Gadhafi’s death  spurred enquires  at  the Philippine Overseas Employment Administration (POEA)  from Filipinos chafing to get jobs in Libya. No one knows how long it will take time for Libya to normalize. To prevent  reckless stampedes, the   President may have to use his   +44 percent  support  from OFWs, shown in  the latest SWS survey.

Libya is only one country in a  vast  region where the next  unpredictable chapter of the Arab Spring  is now unfolding. Gadhafi,  Mubarak, Ben Ali   were in power collectively for 95 years. Now they’re  in history’s dustbin.

“Kings Abdullah of Jordan and Mohammed of Morocco are  trying to stay ahead of the curve of protest,” CNN notes. The 85-year-old crown prince of  Saudi Arabia has died.  Geriatrics spurs  transition of power  there.

Bashar al-Assad of Syria and Ali Abdullah  Saleh  of Yemen cling to power by simply killing more of their people. That is a dead end.

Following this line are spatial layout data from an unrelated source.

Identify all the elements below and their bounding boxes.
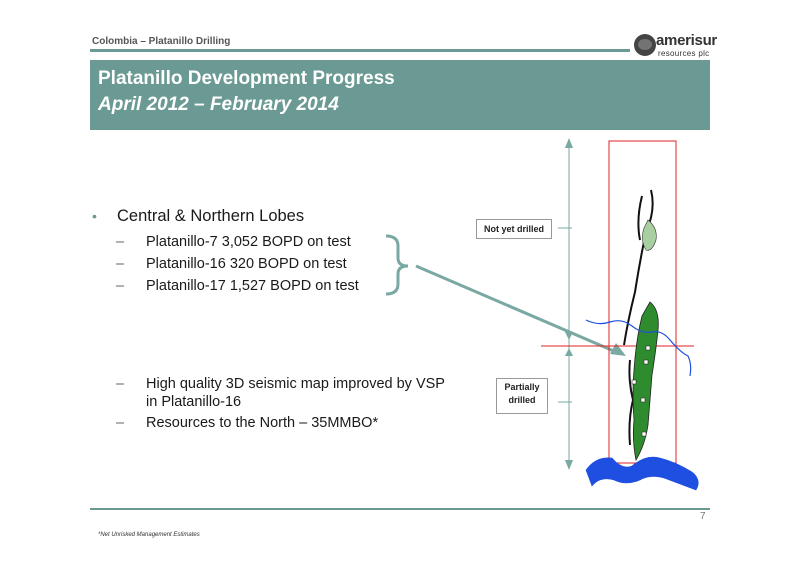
- callout-partially-line2: drilled: [508, 395, 536, 405]
- footnote: *Net Unrisked Management Estimates: [98, 532, 200, 538]
- dash-icon: –: [116, 234, 125, 250]
- list-item: – Platanillo-7 3,052 BOPD on test: [116, 233, 351, 251]
- header-rule: [90, 49, 630, 52]
- dimension-arrow-top-icon: [565, 138, 573, 148]
- dash-icon: –: [116, 256, 125, 272]
- slide-subtitle: April 2012 – February 2014: [98, 94, 339, 115]
- dash-icon: –: [116, 278, 125, 294]
- note-text: Resources to the North – 35MMBO*: [146, 415, 379, 431]
- well-text: Platanillo-17 1,527 BOPD on test: [146, 278, 359, 294]
- well-text: Platanillo-7 3,052 BOPD on test: [146, 234, 351, 250]
- callout-partially-line1: Partially: [504, 382, 540, 392]
- dash-icon: –: [116, 376, 125, 392]
- brace-icon: [385, 234, 409, 296]
- logo-name: amerisur: [656, 32, 717, 49]
- well-marker: [641, 431, 647, 437]
- well-marker: [631, 379, 637, 385]
- title-banner: [90, 60, 710, 130]
- dimension-arrow-mid-down-icon: [565, 348, 573, 356]
- drilled-lobe: [632, 301, 659, 462]
- list-item: – High quality 3D seismic map improved b…: [116, 375, 456, 411]
- main-bullet: • Central & Northern Lobes: [92, 207, 304, 226]
- well-marker: [645, 345, 651, 351]
- list-item: – Platanillo-17 1,527 BOPD on test: [116, 277, 359, 295]
- undrilled-lobe: [642, 219, 657, 251]
- slide-title: Platanillo Development Progress: [98, 68, 395, 89]
- well-marker: [640, 397, 646, 403]
- river: [585, 456, 699, 491]
- fault-line: [623, 189, 654, 346]
- fault-line: [637, 195, 643, 241]
- page-number: 7: [700, 511, 706, 522]
- callout-not-drilled: Not yet drilled: [476, 219, 552, 239]
- logo-globe-icon: [634, 34, 656, 56]
- pointer-arrow: [415, 264, 617, 354]
- dimension-arrow-bottom-icon: [565, 460, 573, 470]
- well-marker: [643, 359, 649, 365]
- stream: [585, 319, 692, 377]
- dash-icon: –: [116, 415, 125, 431]
- well-text: Platanillo-16 320 BOPD on test: [146, 256, 347, 272]
- note-text: High quality 3D seismic map improved by …: [146, 376, 445, 410]
- callout-partially-drilled: Partially drilled: [496, 378, 548, 414]
- company-logo: amerisur resources plc: [634, 32, 717, 64]
- list-item: – Resources to the North – 35MMBO*: [116, 414, 378, 432]
- main-bullet-text: Central & Northern Lobes: [117, 207, 305, 225]
- dimension-arrow-mid-up-icon: [565, 332, 573, 340]
- section-label: Colombia – Platanillo Drilling: [92, 36, 231, 47]
- callout-not-drilled-text: Not yet drilled: [483, 224, 544, 234]
- logo-subtitle: resources plc: [658, 49, 710, 58]
- list-item: – Platanillo-16 320 BOPD on test: [116, 255, 347, 273]
- footer-rule: [90, 508, 710, 510]
- fault-line: [628, 359, 635, 446]
- bullet-dot-icon: •: [92, 208, 97, 224]
- arrow-head-icon: [610, 343, 626, 356]
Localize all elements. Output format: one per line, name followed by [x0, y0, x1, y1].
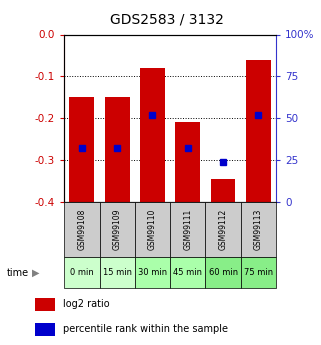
- Text: ▶: ▶: [32, 268, 39, 277]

“2011 is to the Arabs what 1989 was to the communist world,” writes  Hoover Institution senior fellow Fouad Ajami. “The Arabs are now coming into ownership of their own history and we have to celebrate.”

Two of 10 million Filipino OFWs are in the Middle East. Their lives, and  the future of  their families back home, twist  with the changes upending the sclerotic leadership of  the  Arab world. Libya was yesterday. Syria  and Yemen form the eye of  today’s storm.